Course, Exam, and Friend



Mungkin didikan orangtua untuk selalu bertanggungjawab atas apa yang telah kita perbuat atau yang kita pilih telah terdoktrin dalam diri. Aku bersyukur memiliki orang tua yang sangat demokratis. Selama ini mereka selalu membiarkan kami, anak-anaknya, memilih apa yang kita mau. Memilih tidak asal memilih, tetapi memilih yang harus sepaket dengan tanggungjawab. Efeknya sampai sekarang, aku terbiasa memilih sendiri jalan hidupku dan bertekat tidak pernah menyesalinya meskipun mungkin setelah dijalani ternyata berujung pada sesuatu yang tidak diharapkan.

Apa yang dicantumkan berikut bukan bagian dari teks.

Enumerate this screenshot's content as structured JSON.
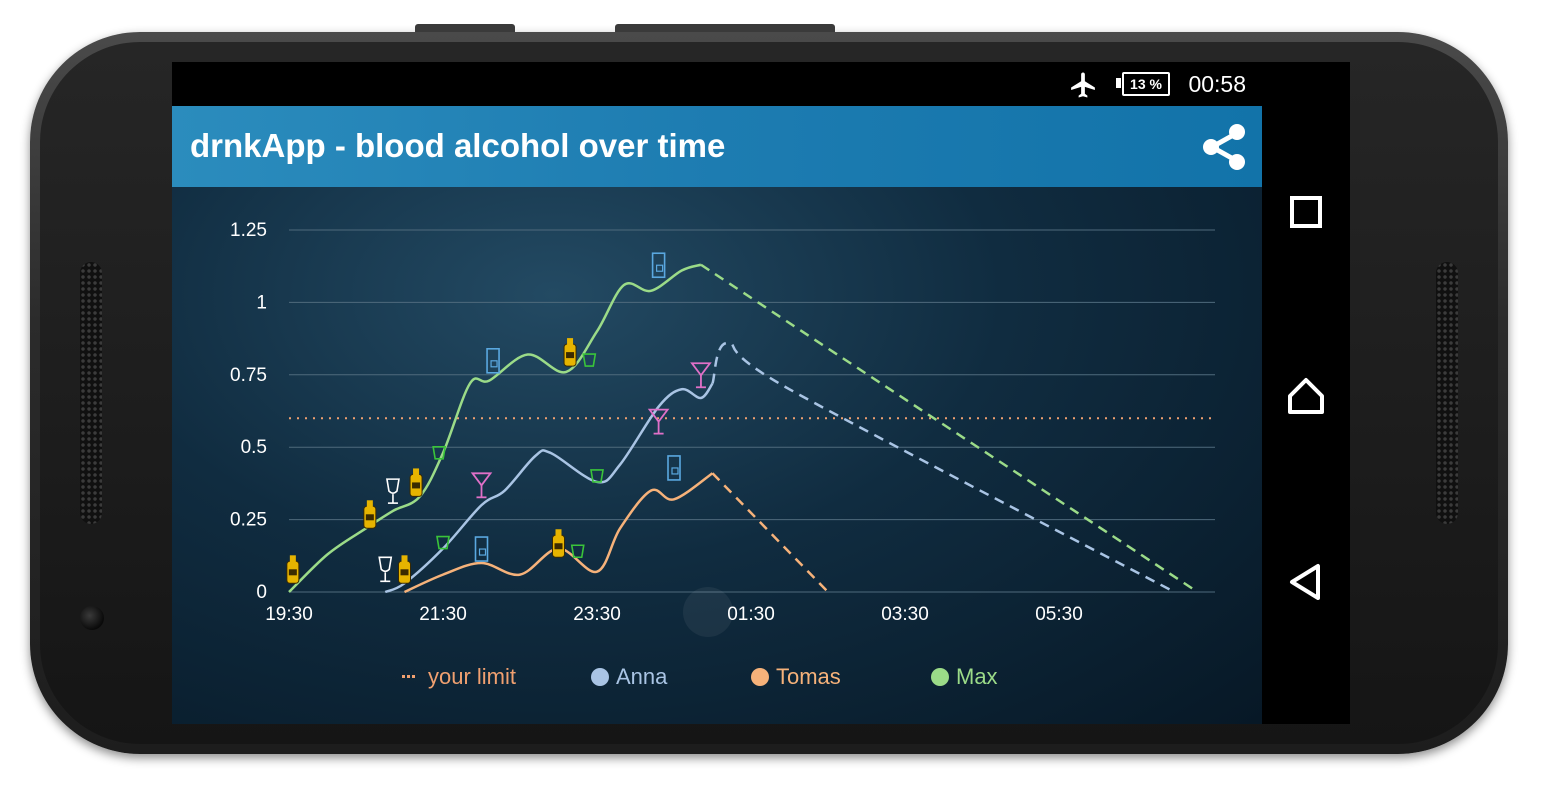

Tapi rasa tanggung jawab itu lah yang menjadi dasar sehingga alhamdulillah jarang sekali aku merasa menyesali apa yang telah kupilih untuk dijalani meskipun ternyata jalan itu terjal penuh onak dan duri *rasanya kenal frasa ini ya. xixixi.

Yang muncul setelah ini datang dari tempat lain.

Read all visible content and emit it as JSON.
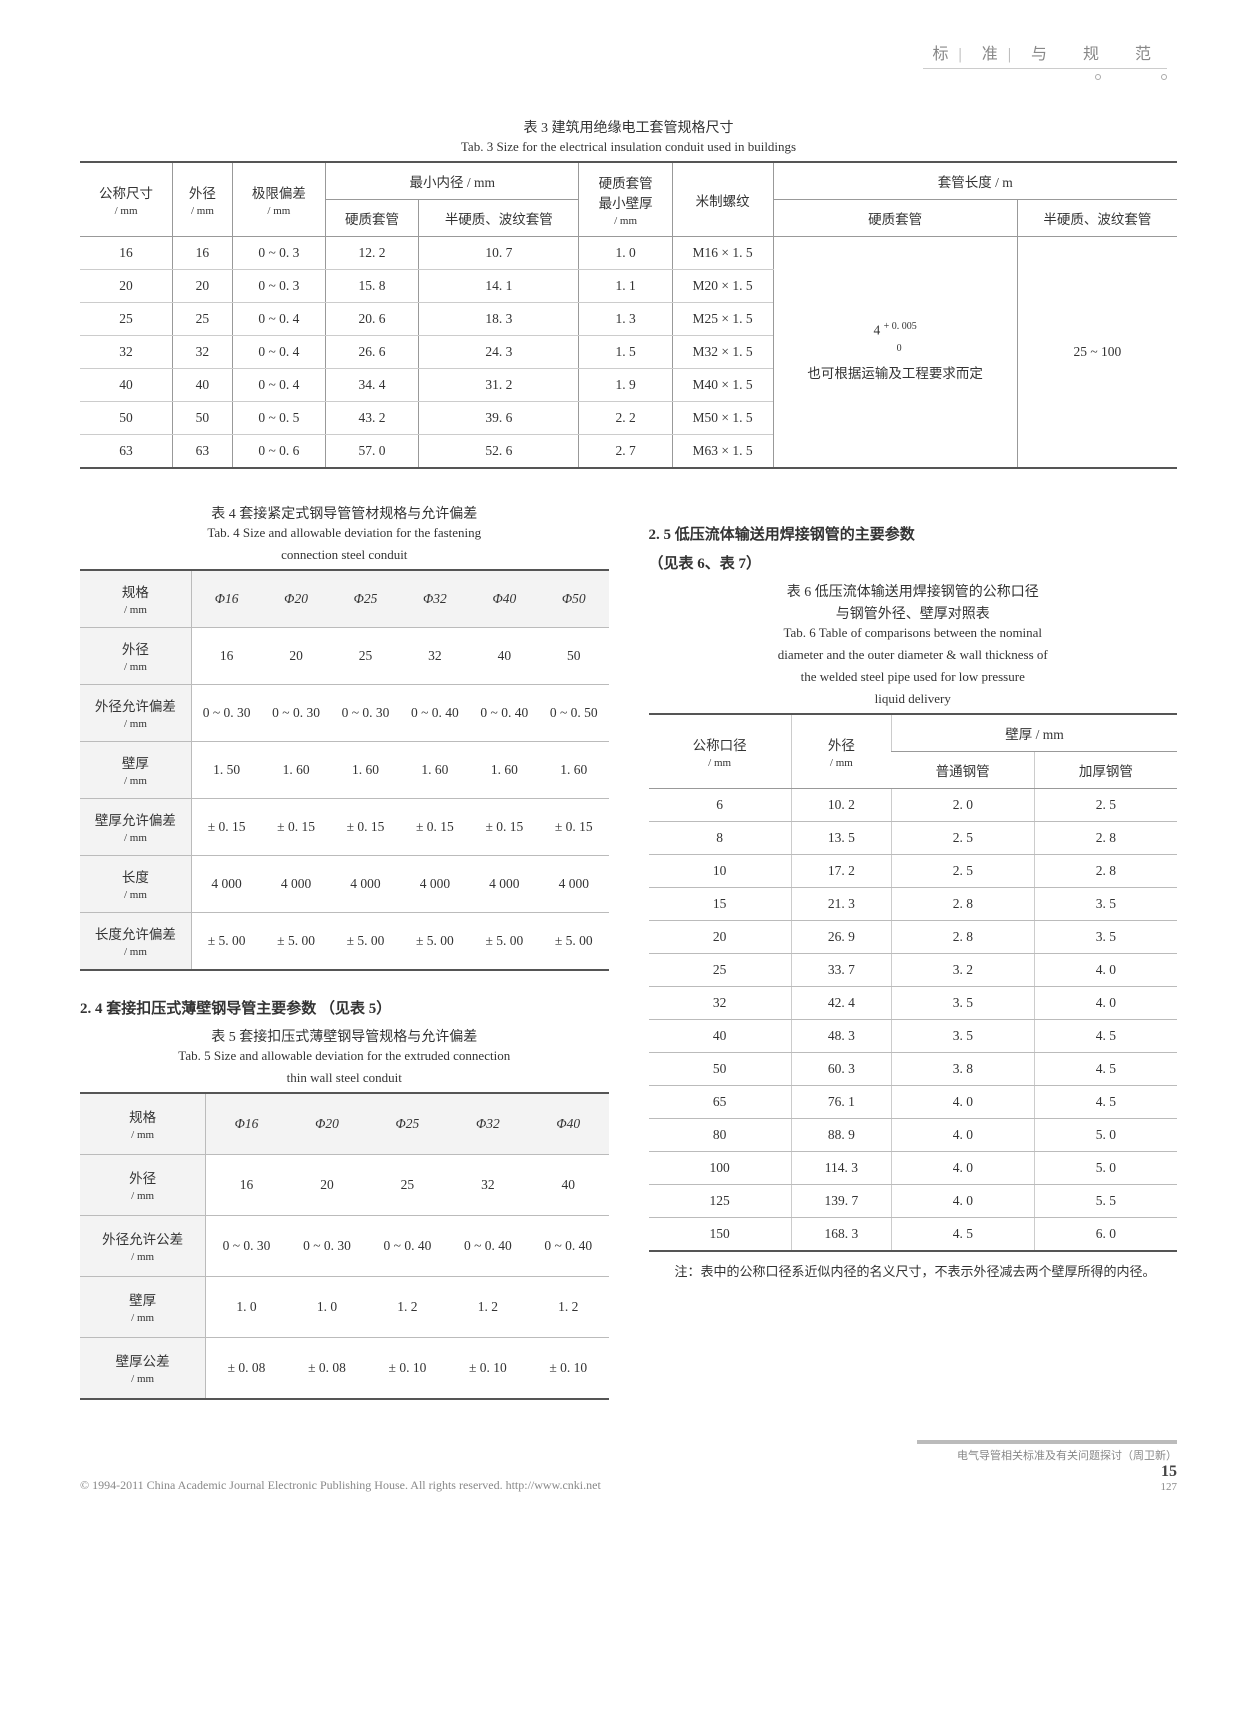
{
  "header": {
    "t1": "标",
    "t2": "准",
    "t3": "与",
    "t4": "规",
    "t5": "范"
  },
  "tab3": {
    "cap_cn": "表 3   建筑用绝缘电工套管规格尺寸",
    "cap_en": "Tab. 3   Size for the electrical insulation conduit used in buildings",
    "head": {
      "h1": "公称尺寸",
      "h1b": "/ mm",
      "h2": "外径",
      "h2b": "/ mm",
      "h3": "极限偏差",
      "h3b": "/ mm",
      "h4": "最小内径 / mm",
      "h4a": "硬质套管",
      "h4b": "半硬质、波纹套管",
      "h5": "硬质套管",
      "h5a": "最小壁厚",
      "h5b": "/ mm",
      "h6": "米制螺纹",
      "h7": "套管长度 / m",
      "h7a": "硬质套管",
      "h7b": "半硬质、波纹套管"
    },
    "rows": [
      {
        "a": "16",
        "b": "16",
        "c": "0 ~ 0. 3",
        "d": "12. 2",
        "e": "10. 7",
        "f": "1. 0",
        "g": "M16 × 1. 5"
      },
      {
        "a": "20",
        "b": "20",
        "c": "0 ~ 0. 3",
        "d": "15. 8",
        "e": "14. 1",
        "f": "1. 1",
        "g": "M20 × 1. 5"
      },
      {
        "a": "25",
        "b": "25",
        "c": "0 ~ 0. 4",
        "d": "20. 6",
        "e": "18. 3",
        "f": "1. 3",
        "g": "M25 × 1. 5"
      },
      {
        "a": "32",
        "b": "32",
        "c": "0 ~ 0. 4",
        "d": "26. 6",
        "e": "24. 3",
        "f": "1. 5",
        "g": "M32 × 1. 5"
      },
      {
        "a": "40",
        "b": "40",
        "c": "0 ~ 0. 4",
        "d": "34. 4",
        "e": "31. 2",
        "f": "1. 9",
        "g": "M40 × 1. 5"
      },
      {
        "a": "50",
        "b": "50",
        "c": "0 ~ 0. 5",
        "d": "43. 2",
        "e": "39. 6",
        "f": "2. 2",
        "g": "M50 × 1. 5"
      },
      {
        "a": "63",
        "b": "63",
        "c": "0 ~ 0. 6",
        "d": "57. 0",
        "e": "52. 6",
        "f": "2. 7",
        "g": "M63 × 1. 5"
      }
    ],
    "merge_left_a": "4 ",
    "merge_left_b": "+ 0. 005",
    "merge_left_c": "0",
    "merge_left2": "也可根据运输及工程要求而定",
    "merge_right": "25 ~ 100"
  },
  "tab4": {
    "cap_cn": "表 4   套接紧定式钢导管管材规格与允许偏差",
    "cap_en1": "Tab. 4   Size and allowable deviation for the fastening",
    "cap_en2": "connection steel conduit",
    "cols": [
      "Φ16",
      "Φ20",
      "Φ25",
      "Φ32",
      "Φ40",
      "Φ50"
    ],
    "rows": [
      {
        "h": "规格",
        "hb": "/ mm",
        "v": [
          "Φ16",
          "Φ20",
          "Φ25",
          "Φ32",
          "Φ40",
          "Φ50"
        ],
        "isHead": true
      },
      {
        "h": "外径",
        "hb": "/ mm",
        "v": [
          "16",
          "20",
          "25",
          "32",
          "40",
          "50"
        ]
      },
      {
        "h": "外径允许偏差",
        "hb": "/ mm",
        "v": [
          "0 ~ 0. 30",
          "0 ~ 0. 30",
          "0 ~ 0. 30",
          "0 ~ 0. 40",
          "0 ~ 0. 40",
          "0 ~ 0. 50"
        ]
      },
      {
        "h": "壁厚",
        "hb": "/ mm",
        "v": [
          "1. 50",
          "1. 60",
          "1. 60",
          "1. 60",
          "1. 60",
          "1. 60"
        ]
      },
      {
        "h": "壁厚允许偏差",
        "hb": "/ mm",
        "v": [
          "± 0. 15",
          "± 0. 15",
          "± 0. 15",
          "± 0. 15",
          "± 0. 15",
          "± 0. 15"
        ]
      },
      {
        "h": "长度",
        "hb": "/ mm",
        "v": [
          "4 000",
          "4 000",
          "4 000",
          "4 000",
          "4 000",
          "4 000"
        ]
      },
      {
        "h": "长度允许偏差",
        "hb": "/ mm",
        "v": [
          "± 5. 00",
          "± 5. 00",
          "± 5. 00",
          "± 5. 00",
          "± 5. 00",
          "± 5. 00"
        ]
      }
    ]
  },
  "sec24": "2. 4   套接扣压式薄壁钢导管主要参数 （见表 5）",
  "tab5": {
    "cap_cn": "表 5   套接扣压式薄壁钢导管规格与允许偏差",
    "cap_en1": "Tab. 5   Size and allowable deviation for the extruded connection",
    "cap_en2": "thin wall steel conduit",
    "rows": [
      {
        "h": "规格",
        "hb": "/ mm",
        "v": [
          "Φ16",
          "Φ20",
          "Φ25",
          "Φ32",
          "Φ40"
        ],
        "isHead": true
      },
      {
        "h": "外径",
        "hb": "/ mm",
        "v": [
          "16",
          "20",
          "25",
          "32",
          "40"
        ]
      },
      {
        "h": "外径允许公差",
        "hb": "/ mm",
        "v": [
          "0 ~ 0. 30",
          "0 ~ 0. 30",
          "0 ~ 0. 40",
          "0 ~ 0. 40",
          "0 ~ 0. 40"
        ]
      },
      {
        "h": "壁厚",
        "hb": "/ mm",
        "v": [
          "1. 0",
          "1. 0",
          "1. 2",
          "1. 2",
          "1. 2"
        ]
      },
      {
        "h": "壁厚公差",
        "hb": "/ mm",
        "v": [
          "± 0. 08",
          "± 0. 08",
          "± 0. 10",
          "± 0. 10",
          "± 0. 10"
        ]
      }
    ]
  },
  "sec25a": "2. 5   低压流体输送用焊接钢管的主要参数",
  "sec25b": "（见表 6、表 7）",
  "tab6": {
    "cap_cn1": "表 6   低压流体输送用焊接钢管的公称口径",
    "cap_cn2": "与钢管外径、壁厚对照表",
    "cap_en1": "Tab. 6   Table of comparisons between the nominal",
    "cap_en2": "diameter and the outer diameter & wall thickness of",
    "cap_en3": "the welded steel pipe used for low pressure",
    "cap_en4": "liquid delivery",
    "head": {
      "h1": "公称口径",
      "h1b": "/ mm",
      "h2": "外径",
      "h2b": "/ mm",
      "h3": "壁厚 / mm",
      "h3a": "普通钢管",
      "h3b": "加厚钢管"
    },
    "rows": [
      {
        "a": "6",
        "b": "10. 2",
        "c": "2. 0",
        "d": "2. 5"
      },
      {
        "a": "8",
        "b": "13. 5",
        "c": "2. 5",
        "d": "2. 8"
      },
      {
        "a": "10",
        "b": "17. 2",
        "c": "2. 5",
        "d": "2. 8"
      },
      {
        "a": "15",
        "b": "21. 3",
        "c": "2. 8",
        "d": "3. 5"
      },
      {
        "a": "20",
        "b": "26. 9",
        "c": "2. 8",
        "d": "3. 5"
      },
      {
        "a": "25",
        "b": "33. 7",
        "c": "3. 2",
        "d": "4. 0"
      },
      {
        "a": "32",
        "b": "42. 4",
        "c": "3. 5",
        "d": "4. 0"
      },
      {
        "a": "40",
        "b": "48. 3",
        "c": "3. 5",
        "d": "4. 5"
      },
      {
        "a": "50",
        "b": "60. 3",
        "c": "3. 8",
        "d": "4. 5"
      },
      {
        "a": "65",
        "b": "76. 1",
        "c": "4. 0",
        "d": "4. 5"
      },
      {
        "a": "80",
        "b": "88. 9",
        "c": "4. 0",
        "d": "5. 0"
      },
      {
        "a": "100",
        "b": "114. 3",
        "c": "4. 0",
        "d": "5. 0"
      },
      {
        "a": "125",
        "b": "139. 7",
        "c": "4. 0",
        "d": "5. 5"
      },
      {
        "a": "150",
        "b": "168. 3",
        "c": "4. 5",
        "d": "6. 0"
      }
    ],
    "note": "注：表中的公称口径系近似内径的名义尺寸，不表示外径减去两个壁厚所得的内径。"
  },
  "footer": {
    "left": "© 1994-2011 China Academic Journal Electronic Publishing House. All rights reserved.    http://www.cnki.net",
    "right_title": "电气导管相关标准及有关问题探讨（周卫新）",
    "page": "15",
    "sub": "127"
  }
}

Nah, ngomong-ngomong soal tanggun jawab, masih hangat dalam ingatan. Sepekan yang lalu setelah exam 1 suatu mata kuliah, seorang teman bilang katanya tidak mau melanjutkan exam 2. Sebagai catatan, mata kuliah satu ini memang cukup unik, alih-alih mengadakan mid term test di pertengahan term, sensei menggabungkan mid term test dan final test di pekan terakhir perkuliahan. Alasannya karena dia khawatir kalau dia mengadakan mid term test di tengah perkuliahan, dia akan kehilangan beberapa murid setelah ujian mid. Jadi, bisa dibayangkan, sesulit apa mata kuliah itu kan? haha...
Dan benar saja, setelah ujian mid (exam 1), beberapa teman mempertimbangkan untuk tidak mengikuti exam 2 yang hanya selisih 3 hari dari exam 1. Mereka mempertimbangkan untuk Fail alias gagal dalam mata kuliah ini daripada harus menerima kenyataan nilai C di transkip nilai. Istilah populernya, 50 lebih baik dari 60. Jika dapat nilai 50 artinya kamu dapat nilai F dan nilai F ini tak pernah muncul dalam transkip nilai, sedangkan 60 artinya nilai C akan nangkring manis di transkip nilai. So, that's what will be happen.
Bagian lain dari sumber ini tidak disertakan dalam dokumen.